Yesterday, after a very busy day of running back and forth around town going to a business meeting, picking up my last CSA box of the season, and doing laundry, I went to my daughter’s father’s place to dogsit/housesit for him and his partner. On the way, I stopped by the store, and decided to grab a bottle of cider made from nettles (I’m a sucker for anything with nettles in it).
I always thinking drinking is a great idea, until I actually do it.
It’s funny because a lot of people think just one drink once or twice a week is actually a really great example of healthy moderation, and for many people, I think it is that way. However, I’m reminded every time I have one (1) drink that for me, moderation is none at all.
My one drink feels great while I’m drinking it. That nettle cider was tasty, I won’t lie, and the light feeling I got from it was rather nice since I so rarely drink. But then I get to deal with the almost immediate consequences:
- Extraordinary difficulty getting and staying asleep. Some people find alcohol helps them sleep. Not for me. Last night, I got a grand total of maybe 2 hours. Why?
- Anxiety. Suddenly I’m spending two hours vividly imagining tense conversations that have not happened yet and probably won’t happen. Suddenly I’m remembering scenes from that one scary movie I saw years ago that made me afraid of babysitting for months. Suddenly I’m incredibly worried that every little thing I’ve done wrong in the last several years are going to come back to bite me in the butt all at once, probably in the next few weeks.

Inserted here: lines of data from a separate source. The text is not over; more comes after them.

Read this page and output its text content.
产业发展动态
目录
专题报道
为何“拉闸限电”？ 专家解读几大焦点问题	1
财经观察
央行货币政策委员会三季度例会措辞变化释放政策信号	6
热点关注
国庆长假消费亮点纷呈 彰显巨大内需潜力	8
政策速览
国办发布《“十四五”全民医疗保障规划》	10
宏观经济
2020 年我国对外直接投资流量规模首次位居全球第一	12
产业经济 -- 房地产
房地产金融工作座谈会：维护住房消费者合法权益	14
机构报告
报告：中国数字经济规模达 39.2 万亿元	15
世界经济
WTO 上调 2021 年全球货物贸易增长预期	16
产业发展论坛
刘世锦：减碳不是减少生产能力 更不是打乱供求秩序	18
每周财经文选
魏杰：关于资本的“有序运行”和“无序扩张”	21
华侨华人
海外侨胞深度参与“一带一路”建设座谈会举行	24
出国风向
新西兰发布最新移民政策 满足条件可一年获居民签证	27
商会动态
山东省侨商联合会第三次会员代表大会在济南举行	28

- Of course, all that anxiety and no sleep means I feel very blue the next day, maybe the day after that as well. I’m questioning my worth. My value. My ability. If I’m not careful, that can make me spiral down into a week-long stormy cloud over my head.
just because something is okay for everyone else, doesn’t mean it needs to be okay for you.
It’s OK if, for you, moderation means pretty much none at all. That’s what I have to remind myself of when I’m thinking of crossing my own boundaries and doing what I know isn’t going to make me feel good (and ends up being a waste of $8.75, to boot).
I also have to remind myself that one bad decision doesn’t make null and void all of my other, better decisions.
In the past week, some good decisions I have made for myself are:
- Switching up my daily 2 cups of coffee for 2 cups of yerba mate.
- Drastically reducing my bread-and-cheese intake.
- Doing 30-45min of yoga, pilates, and hooping every morning.
- Staving off my urge to distract myself with sex by choosing instead to work out, call my mom, go to a success seminar, going for a nature walk, read, and write in my journal.
- Standing up for a personal boundary in a calm and respectful but clear and firm way.
- Letting myself rest when I feel stretched thin.
My one bad decision yesterday to drink a 16.9 fluid ounce bottle of hard cider does not cancel out all the good I’ve done for myself, nor can it stop me from doing good things for myself today.
Because that’s, I think, the biggest part of self-love: self-forgiveness and moving on. If you can forgive yourself for the small mistakes and live a vibrant and integrated life anyway, then just imagine what you can do for yourself and your life when the bigger mistakes happen.
Because they will happen.
But because you have practiced self-forgiveness on a daily basis, you know you’ll be better than okay.